As ever, Parker's eye for the gritty realities of a (pseudo)medieval society is impressive. When Kunessin was a boy, his family fell on hard times, because a battle was fought on their field, leaving a harvest of corpses: we can't bury them all, not in time. Can't burn them: there's not enough timber in the valley to fire this lot ... They'll start to rot, and they'll breed worms and flukes: the stock'll pick them up and they'll die. ... It'll be three years, soonest, before this land's fit to be grazed again. And Parker's a master at showing what's said and what's not – the male characters, in particular, are men who'd sooner die than talk out loud about emotions, but nevertheless very clearly have and are driven by said emotions – and at showing us the world through an individual's eyes, coloured and skewed with their perspective. Kunessin sees the sun 'slanting down over the roofs ... like a shower of pitched-up arrows'. Aidi analyses the profit and loss of each transaction. Menin has a sharp eye for nature's bounty.

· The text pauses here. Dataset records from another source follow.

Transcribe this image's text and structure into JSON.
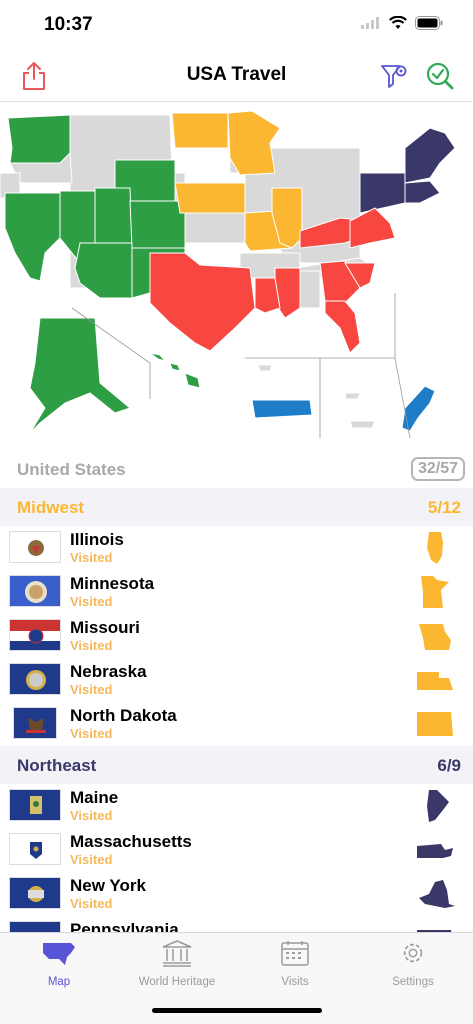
{
  "status_bar": {
    "time": "10:37"
  },
  "nav": {
    "title": "USA Travel"
  },
  "country": {
    "name": "United States",
    "count": "32/57"
  },
  "colors": {
    "midwest": "#fbb731",
    "northeast": "#3a3769",
    "south": "#f84740",
    "west": "#2e9e45",
    "territories": "#1f7cc7",
    "unvisited": "#d9d9d9",
    "visited_text": "#f5b85a",
    "accent": "#5856d6"
  },
  "sections": [
    {
      "name": "Midwest",
      "count": "5/12",
      "items": [
        {
          "name": "Illinois",
          "status": "Visited"
        },
        {
          "name": "Minnesota",
          "status": "Visited"
        },
        {
          "name": "Missouri",
          "status": "Visited"
        },
        {
          "name": "Nebraska",
          "status": "Visited"
        },
        {
          "name": "North Dakota",
          "status": "Visited"
        }
      ]
    },
    {
      "name": "Northeast",
      "count": "6/9",
      "items": [
        {
          "name": "Maine",
          "status": "Visited"
        },
        {
          "name": "Massachusetts",
          "status": "Visited"
        },
        {
          "name": "New York",
          "status": "Visited"
        },
        {
          "name": "Pennsylvania",
          "status": ""
        }
      ]
    }
  ],
  "tabs": [
    {
      "label": "Map",
      "icon": "us-map-icon"
    },
    {
      "label": "World Heritage",
      "icon": "temple-icon"
    },
    {
      "label": "Visits",
      "icon": "calendar-icon"
    },
    {
      "label": "Settings",
      "icon": "gear-icon"
    }
  ]
}
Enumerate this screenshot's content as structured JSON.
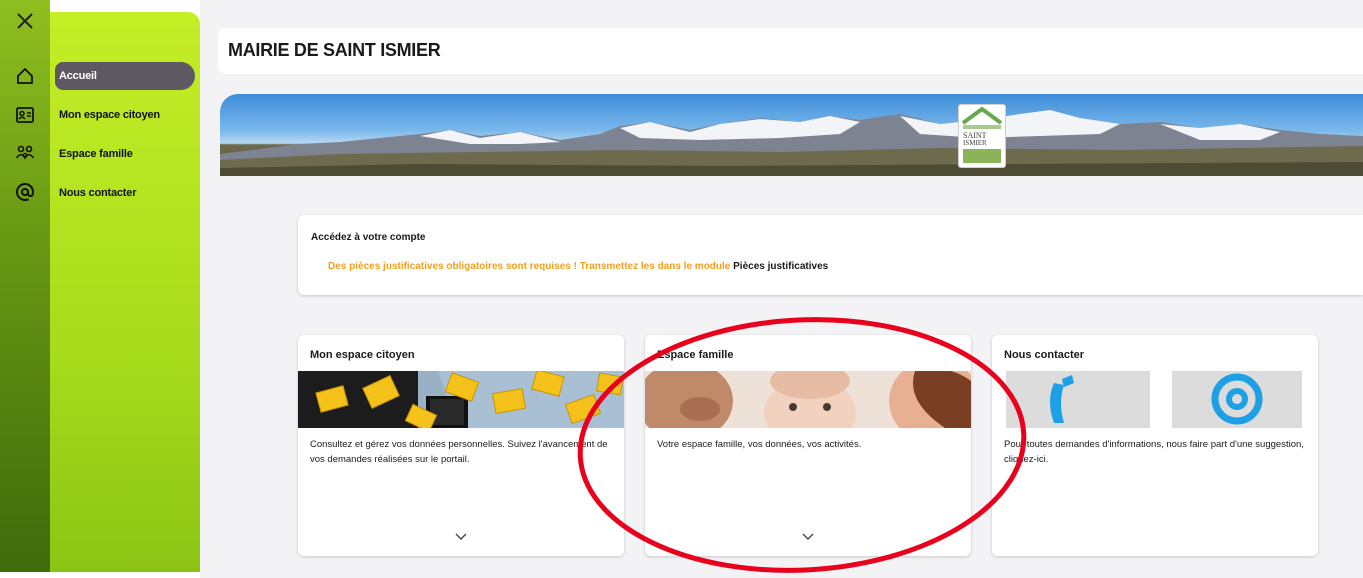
{
  "rail": {
    "icons": [
      "close-icon",
      "home-icon",
      "id-card-icon",
      "family-icon",
      "at-sign-icon"
    ]
  },
  "sidebar": {
    "items": [
      {
        "label": "Accueil",
        "active": true
      },
      {
        "label": "Mon espace citoyen",
        "active": false
      },
      {
        "label": "Espace famille",
        "active": false
      },
      {
        "label": "Nous contacter",
        "active": false
      }
    ]
  },
  "header": {
    "title": "MAIRIE DE SAINT ISMIER"
  },
  "banner": {
    "logo_text_line1": "SAINT",
    "logo_text_line2": "ISMIER"
  },
  "account": {
    "title": "Accédez à votre compte",
    "warning": "Des pièces justificatives obligatoires sont requises ! Transmettez les dans le module ",
    "warning_link": "Pièces justificatives"
  },
  "cards": [
    {
      "title": "Mon espace citoyen",
      "text": "Consultez et gérez vos données personnelles. Suivez l'avancement de vos demandes réalisées sur le portail."
    },
    {
      "title": "Espace famille",
      "text": "Votre espace famille, vos données, vos activités."
    },
    {
      "title": "Nous contacter",
      "text": "Pour toutes demandes d'informations, nous faire part d'une suggestion, cliquez-ici."
    }
  ],
  "colors": {
    "rail_green": "#6a9a14",
    "menu_lime": "#c4ee26",
    "active_item": "#5e5862",
    "warning_orange": "#f0a020",
    "annotation_red": "#e8001c",
    "contact_blue": "#1ea0e6"
  }
}
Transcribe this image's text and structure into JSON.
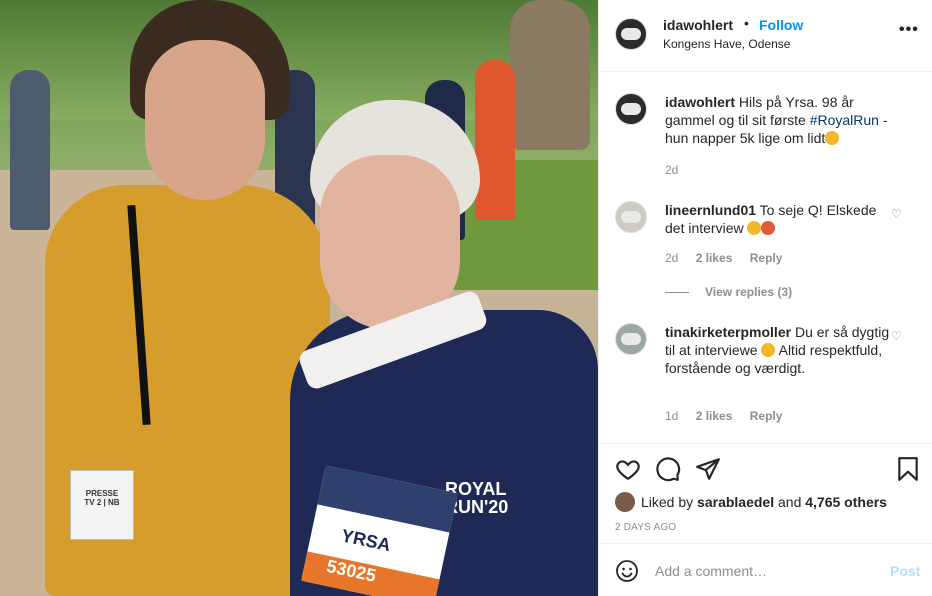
{
  "post": {
    "author": "idawohlert",
    "follow_label": "Follow",
    "location": "Kongens Have, Odense",
    "caption_user": "idawohlert",
    "caption_text_1": "Hils på Yrsa. 98 år gammel og til sit første ",
    "caption_hashtag": "#RoyalRun",
    "caption_text_2": " - hun napper 5k lige om lidt",
    "caption_time": "2d"
  },
  "comments": [
    {
      "user": "lineernlund01",
      "text": "To seje Q! Elskede det interview",
      "time": "2d",
      "likes": "2 likes",
      "reply": "Reply",
      "view_replies": "View replies (3)"
    },
    {
      "user": "tinakirketerpmoller",
      "text": "Du er så dygtig til at interviewe",
      "text_2": " Altid respektfuld, forstående og værdigt.",
      "time": "1d",
      "likes": "2 likes",
      "reply": "Reply"
    }
  ],
  "likes": {
    "prefix": "Liked by ",
    "user": "sarablaedel",
    "and": " and ",
    "others": "4,765 others"
  },
  "date_label": "2 DAYS AGO",
  "add_comment": {
    "placeholder": "Add a comment…",
    "post_label": "Post"
  },
  "photo": {
    "badge_line1": "PRESSE",
    "badge_line2": "TV 2 | NB",
    "shirt_line1": "ROYAL",
    "shirt_line2": "RUN'20",
    "bib_name": "YRSA",
    "bib_number": "53025"
  },
  "colors": {
    "accent": "#0095f6",
    "post_disabled": "#b2dffc",
    "text": "#262626",
    "muted": "#8e8e8e",
    "hashtag": "#00376b"
  },
  "icons": [
    "heart-icon",
    "comment-icon",
    "share-icon",
    "bookmark-icon",
    "emoji-icon",
    "more-icon"
  ]
}
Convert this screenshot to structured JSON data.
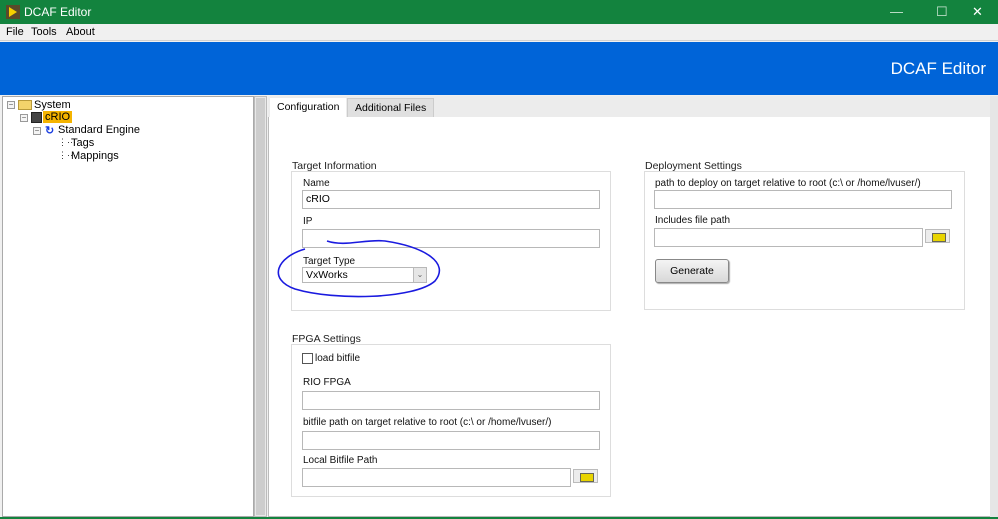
{
  "window": {
    "title": "DCAF Editor",
    "controls": [
      "minimize",
      "maximize",
      "close"
    ]
  },
  "menu": [
    "File",
    "Tools",
    "About"
  ],
  "banner": {
    "title": "DCAF Editor"
  },
  "tree": {
    "items": [
      {
        "label": "System",
        "icon": "folder-icon",
        "level": 0
      },
      {
        "label": "cRIO",
        "icon": "crio-icon",
        "level": 1,
        "selected": true
      },
      {
        "label": "Standard Engine",
        "icon": "engine-icon",
        "level": 2
      },
      {
        "label": "Tags",
        "icon": "list-icon",
        "level": 3
      },
      {
        "label": "Mappings",
        "icon": "list-icon",
        "level": 3
      }
    ]
  },
  "tabs": [
    {
      "label": "Configuration",
      "active": true
    },
    {
      "label": "Additional Files",
      "active": false
    }
  ],
  "target": {
    "group": "Target Information",
    "name_label": "Name",
    "name_value": "cRIO",
    "ip_label": "IP",
    "ip_value": "",
    "type_label": "Target Type",
    "type_value": "VxWorks"
  },
  "deploy": {
    "group": "Deployment Settings",
    "path_label": "path to deploy on target relative to root (c:\\ or /home/lvuser/)",
    "path_value": "",
    "includes_label": "Includes file path",
    "includes_value": "",
    "generate": "Generate"
  },
  "fpga": {
    "group": "FPGA Settings",
    "load_label": "load bitfile",
    "load_checked": false,
    "rio_label": "RIO FPGA",
    "rio_value": "",
    "bitpath_label": "bitfile path on target relative to root (c:\\ or /home/lvuser/)",
    "bitpath_value": "",
    "local_label": "Local Bitfile Path",
    "local_value": ""
  },
  "colors": {
    "titlebar": "#13833e",
    "banner": "#0064d8",
    "selection": "#f5b400",
    "annotation": "#1a1adf"
  }
}
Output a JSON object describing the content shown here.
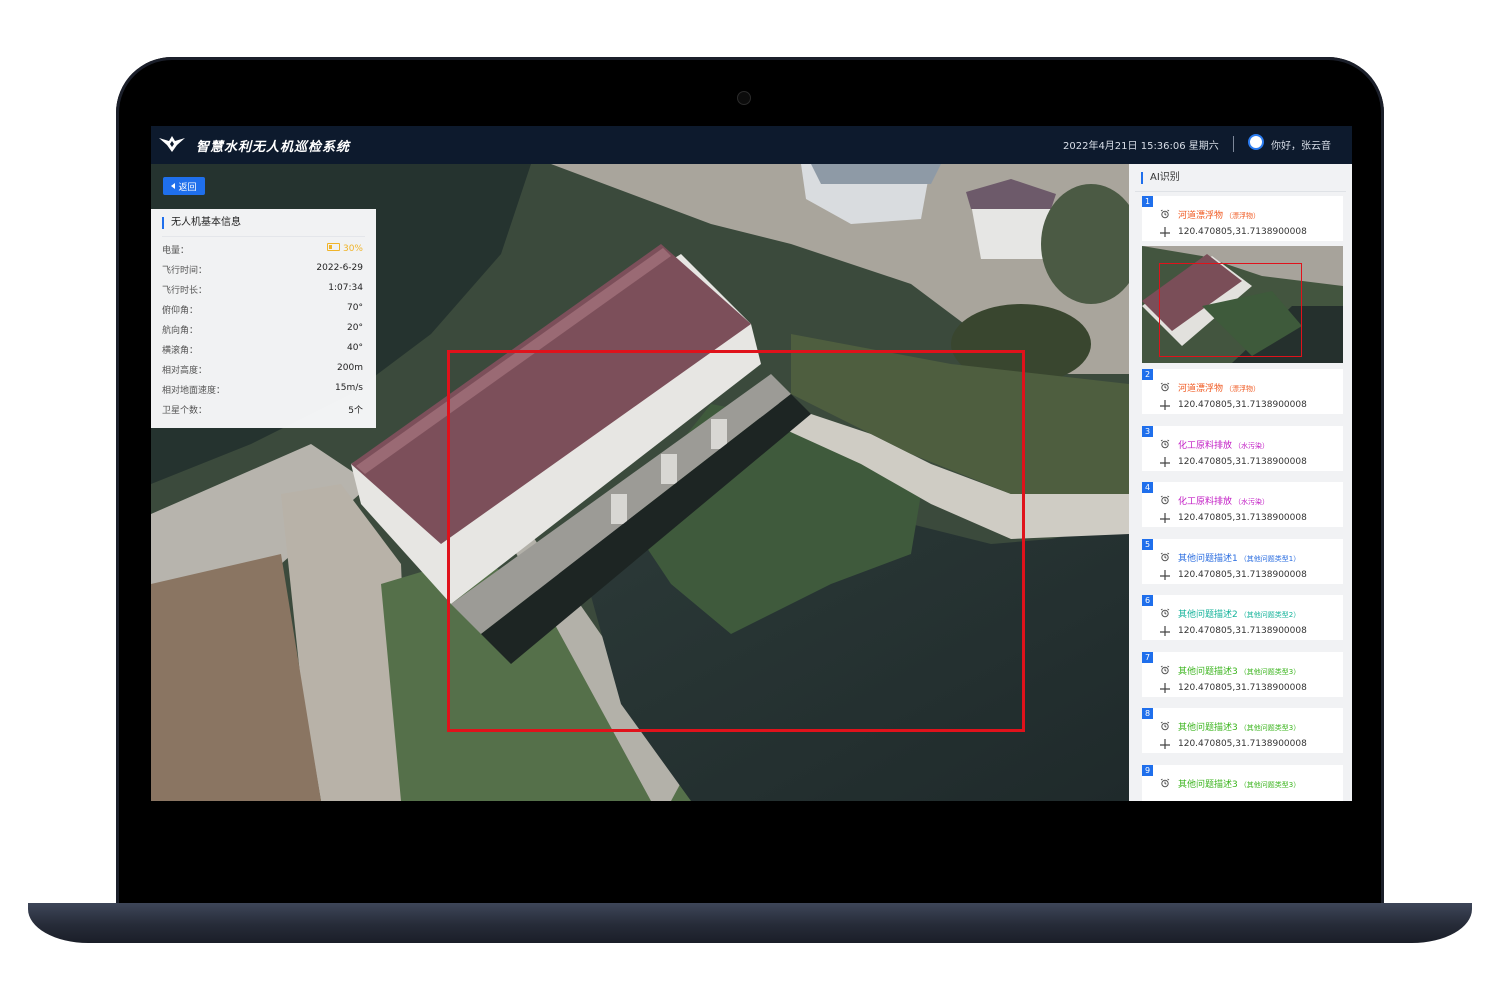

In a series of flashbacks, we slowly discover how Kunessin amassed the fortune that enabled him to buy Sphoe, a ship, supplies. There are other flashbacks, illuminating the pasts of the other colonists: early on we discover that a couple of the wives have secrets in their pasts. All rumour and conjecture of course, nothing ever proved. And – in a quintessentially and aggravatingly Parker twist – there's an account of the betrayal of Nuctos, carefully crafted using only the third-person pronoun. It's several hundred pages before we can put a name to the viewpoint character of that section, and I cannot help but feel that this is cheating.
'A' Company ('the biggest bunch of underachievers the world had ever seen') are connected by more than chance: they've survived years of war together, and the sense of 'us against the rest of the world' – something darker and more codependent than mere camaraderie – is one of the strongest threads in the novel. Given that focus, the finale is successful, but it feels hasty and unfinished, as though there might be more going on than a bunch of soldiers surviving against all odds.
The Company, though flawed, is an enjoyable read, not least for Parker's dry humour and the careful construction of plot and backstory, and for another fantasy in which there's no magic, no music and beauty only in the eye of the beholders.